In my small experience, a frustrating majority of games of amateur eight ball end in someone scratching on the eight ball or hitting it in out of turn. One time I sat down to write out these very thoughts in Holder kitchen and some strangers played two consecutive games to that end. So this curse isn’t unique to me. This rule is a particular bugbear for amateur pool because it means the player who was doing better loses just because he got to the eight-ball sooner. The better player is punished for failing in a way the other player likely would have failed too, if given the chance. This ending brings a malaise, and both players feel like their performance did not match the outcome. The loser is smarting and the winner unsatisfied.
Another reason to drop the rule is that I already do not play with the full rules of eight-ball. I am not good enough for them. If my opponent strikes one of my balls before his own, I don’t call it a fault. If I count a table scratch at all, I don’t treat it any differently than a regular scratch. And I think I’m not unusual. Though we use professional standard equipment as often as not, the way we play pool does not begin to resemble the way a pro does it. I am incapable of weighing where my cue ball will finish; I can’t put meaningful spin on my shots; I bank poorly.
Dumbing down a sport to your level is not unique to billiards. We play pickup basketball or soccer with rules simplified beyond those necessary to compensate for a lack of referees. So if you already aren’t playing real pool, why hold the eight-ball as so sacred?
Before you float the accusation that I am some wanton iconoclast, let it be known that I love rules. My friends enjoy playing games with me less because of it. Anything I play, be it Frisbee, poker, charades, I play with an outspoken faith in rules. But it is a good faculty of humans that we can—and will—adapt what we inherit if it becomes boring to us. Unless you’re trying to work up to a higher standard of gameplay, as long as a set of rules reflects the most exciting arrangement of the sport for the people playing it, then it is the right one.
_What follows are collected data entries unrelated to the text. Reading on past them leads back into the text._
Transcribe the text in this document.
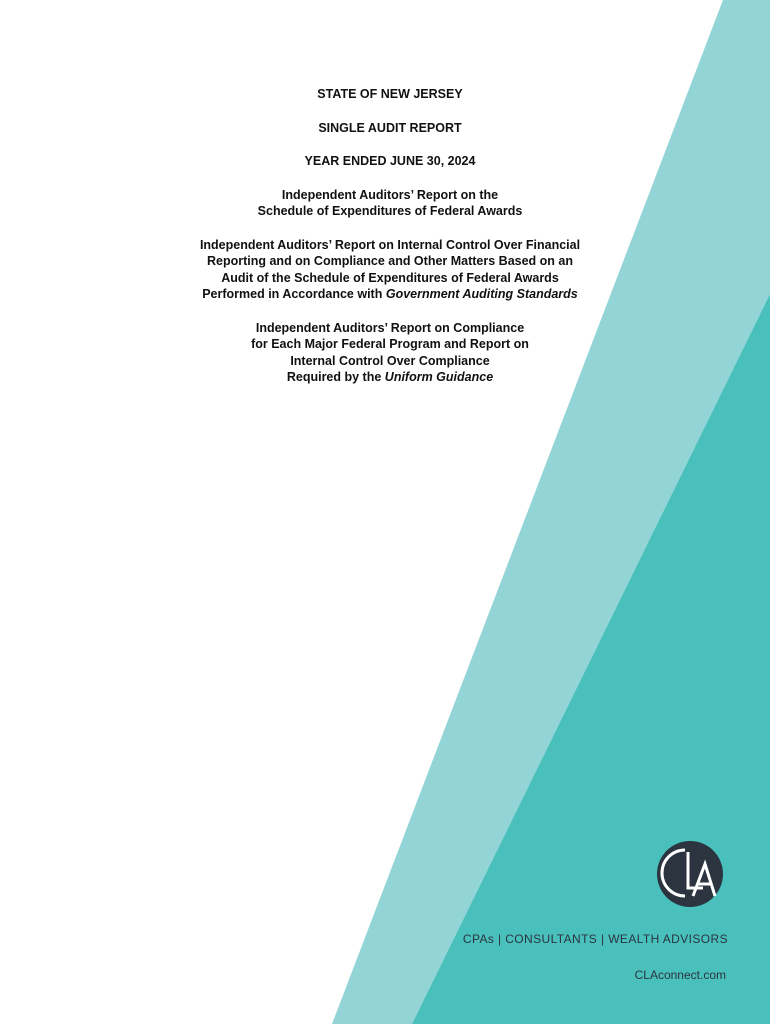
STATE OF NEW JERSEY
SINGLE AUDIT REPORT
YEAR ENDED JUNE 30, 2024
Independent Auditors’ Report on the
Schedule of Expenditures of Federal Awards
Independent Auditors’ Report on Internal Control Over Financial
Reporting and on Compliance and Other Matters Based on an
Audit of the Schedule of Expenditures of Federal Awards
Performed in Accordance with Government Auditing Standards
Independent Auditors’ Report on Compliance
for Each Major Federal Program and Report on
Internal Control Over Compliance
Required by the Uniform Guidance
CPAs | CONSULTANTS | WEALTH ADVISORS
CLAconnect.com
I played ultimate Frisbee for six years, which is in some ways still an emergent sport. As I played, I saw rule developments, changes, and arguments. Yet the clearest example of the adaptive nature of the rules of a sport have come from trying to reinvent the game. A friend of mine named TJ invented a game called ultimate torpedo, which is ultimate Frisbee played with a pool torpedo. The rules began simply: two teams and one torpedo in a pool. When you are holding the torpedo, you can’t swim, and you try to hit the opposite wall of the pool with the torpedo.
It was a good idea for a game and we took to it straightaway. Because it was the summer, we could play every day and pretty much did. Six played at a time of a group of about ten guys. We were a small group running a lot of trials of the game, so it is unsurprising that it evolved. We made rules and conventions for the “kickoff.” When encroachment became excessive, we reinforced them. The asymmetry of our pool was an immediate problem, as it was easier to score on the deep end. So the scoring team always had to start from the harder side, regardless of where they had started. Eventually, we began only to count scores on the shallow end, deep end scores being only for possession.
We went through a couple trials in trying to enforce a time limit to holding the Frisbee. The shot clocks of basketball were impossible underwater, as was the out-loud stall counting of ultimate frisbee. We decided three breaths with the torpedo before you had to pass it was reasonable. Then we cut it to two. I proposed we try it with zero breaths. None of us had a particularly strong lung capacity. This seemed like it would make the game impossible, but it didn’t. It made it quicker and more impulsive. It forced players to swim around constantly, looking for a way to move the torpedo. The game became exhilarating and exhausting.
We devised penalties for breathing with the torpedo, excessive contact, and other infractions. We never wrote down the rules, we could explain them easily to any newcomers. We resolved disagreements about the rules democratically.
Like any authority, and especially any abstract one, a rule has meaning when you believe in it. When you understand why the rule exists, what kind of unsatisfying gameplay will result without it, its restrictions do not chafe. And if it is a rule you not only witnessed develop but saw the lack of and proposed, it will have a special resonance for you.
Why, you may ask, would you put any limitations on fun? The reason is to define a world. While getting a strike in bowling is impressive, it would be meaningless without a fault line, or a limit to the size of the ball. And no one would play if you were allowed to use your hands to knock down all ten pins. The materials of fun are endless; something needs to bound your sport to prevent it from turning into chaos. But it’s worth remembering that you can play with the rules just as you can play within them.